= Madame Raimbaud =

Madame Raimbaud or Mme Raimbaut was a French fashion dressmaker. She was a successful fashion creator during the Directoire (1795–1799) and the French Consulate (1799–1804). She was referred to as "the Michelangelo of fashion".

==Life and career==

Mme Raimbaud was actve as a dressmaker, couturiere in Paris. She achieved great success during the Directoire.

After the end of Robespierre's Reign of Terror in 1794, there was a great interest in pleasure and luxury in the upper class of Paris. There was a fashion revolution represented by the Incroyables et Merveilleuse, inspired by the cultures of antiquity.

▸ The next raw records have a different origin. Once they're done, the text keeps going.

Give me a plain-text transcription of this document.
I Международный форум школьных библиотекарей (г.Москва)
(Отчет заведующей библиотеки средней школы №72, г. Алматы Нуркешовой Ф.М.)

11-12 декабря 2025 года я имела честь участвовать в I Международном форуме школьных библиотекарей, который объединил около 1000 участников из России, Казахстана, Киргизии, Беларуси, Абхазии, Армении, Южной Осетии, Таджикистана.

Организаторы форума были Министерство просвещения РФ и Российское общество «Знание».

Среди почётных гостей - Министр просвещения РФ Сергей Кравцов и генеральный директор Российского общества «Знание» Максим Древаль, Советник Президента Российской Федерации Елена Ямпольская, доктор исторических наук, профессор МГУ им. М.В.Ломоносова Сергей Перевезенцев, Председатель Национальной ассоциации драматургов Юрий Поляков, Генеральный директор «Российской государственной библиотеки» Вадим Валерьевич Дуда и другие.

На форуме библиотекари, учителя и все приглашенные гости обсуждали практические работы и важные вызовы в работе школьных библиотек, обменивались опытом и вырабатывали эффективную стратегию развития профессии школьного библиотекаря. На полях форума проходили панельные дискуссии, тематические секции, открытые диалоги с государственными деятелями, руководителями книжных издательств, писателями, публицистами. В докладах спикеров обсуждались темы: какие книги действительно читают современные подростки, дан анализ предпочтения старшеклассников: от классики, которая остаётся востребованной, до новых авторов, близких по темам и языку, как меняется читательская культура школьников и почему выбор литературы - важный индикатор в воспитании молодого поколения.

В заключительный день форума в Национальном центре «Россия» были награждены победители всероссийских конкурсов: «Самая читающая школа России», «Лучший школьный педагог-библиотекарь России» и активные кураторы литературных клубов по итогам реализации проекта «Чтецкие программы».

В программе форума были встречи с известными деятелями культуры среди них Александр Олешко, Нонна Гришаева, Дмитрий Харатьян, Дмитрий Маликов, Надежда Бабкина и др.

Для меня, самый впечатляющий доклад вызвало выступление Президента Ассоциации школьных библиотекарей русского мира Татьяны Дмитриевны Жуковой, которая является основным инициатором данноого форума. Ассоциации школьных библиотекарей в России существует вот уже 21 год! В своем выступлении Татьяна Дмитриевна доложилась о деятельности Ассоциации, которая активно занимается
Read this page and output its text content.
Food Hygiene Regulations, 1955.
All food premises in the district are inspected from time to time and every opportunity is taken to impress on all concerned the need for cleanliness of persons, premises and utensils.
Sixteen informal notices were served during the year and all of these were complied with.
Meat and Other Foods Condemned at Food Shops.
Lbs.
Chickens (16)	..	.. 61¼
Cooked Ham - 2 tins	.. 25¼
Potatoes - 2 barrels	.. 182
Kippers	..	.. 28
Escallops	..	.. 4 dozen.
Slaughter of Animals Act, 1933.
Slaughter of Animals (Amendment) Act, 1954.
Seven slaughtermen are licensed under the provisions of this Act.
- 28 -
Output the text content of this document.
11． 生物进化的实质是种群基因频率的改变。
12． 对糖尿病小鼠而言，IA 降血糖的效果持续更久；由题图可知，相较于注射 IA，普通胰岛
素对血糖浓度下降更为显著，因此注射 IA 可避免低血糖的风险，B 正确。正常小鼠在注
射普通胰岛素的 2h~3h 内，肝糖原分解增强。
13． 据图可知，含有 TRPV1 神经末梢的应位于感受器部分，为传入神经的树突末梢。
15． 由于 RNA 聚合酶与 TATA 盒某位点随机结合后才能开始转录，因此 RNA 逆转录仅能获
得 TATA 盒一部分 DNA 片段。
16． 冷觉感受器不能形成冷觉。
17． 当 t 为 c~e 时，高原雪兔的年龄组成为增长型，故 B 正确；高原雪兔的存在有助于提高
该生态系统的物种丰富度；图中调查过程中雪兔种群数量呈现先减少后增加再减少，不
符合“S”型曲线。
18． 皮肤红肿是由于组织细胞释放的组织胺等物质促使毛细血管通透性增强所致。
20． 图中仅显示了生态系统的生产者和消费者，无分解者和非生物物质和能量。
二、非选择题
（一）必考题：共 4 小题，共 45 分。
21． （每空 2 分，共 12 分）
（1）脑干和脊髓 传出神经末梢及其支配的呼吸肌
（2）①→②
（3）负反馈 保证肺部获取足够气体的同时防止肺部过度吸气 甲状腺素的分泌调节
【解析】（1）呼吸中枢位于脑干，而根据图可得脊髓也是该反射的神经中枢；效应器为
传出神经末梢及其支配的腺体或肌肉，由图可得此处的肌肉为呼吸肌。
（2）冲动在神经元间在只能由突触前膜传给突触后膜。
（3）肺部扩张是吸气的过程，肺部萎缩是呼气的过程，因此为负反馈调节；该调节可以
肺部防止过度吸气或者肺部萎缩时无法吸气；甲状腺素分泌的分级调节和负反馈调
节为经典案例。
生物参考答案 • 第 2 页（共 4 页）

In 1799, when women's fashion was inspired by antique fashion, Madame Raimbaud was considered the foremost dressmaker for those who preferred the Ancient Roman style, while Mademoiselle Nancy was the dressmaker of those who preferred to Ancient Greek style.
Both Raimbaud and Nancy were said to design their fashion while studying the draping of Ancient Roman and Greek statues.

She came to be one of the dressmakers of empress Josephine de Beauharnais. Between 1800 and 1805, she was the business partner of the famous fashion merchant Louis Hippolyte Leroy.
She was the designer in the business, since Leroy was foremost the business manager and merchant, while she did the design.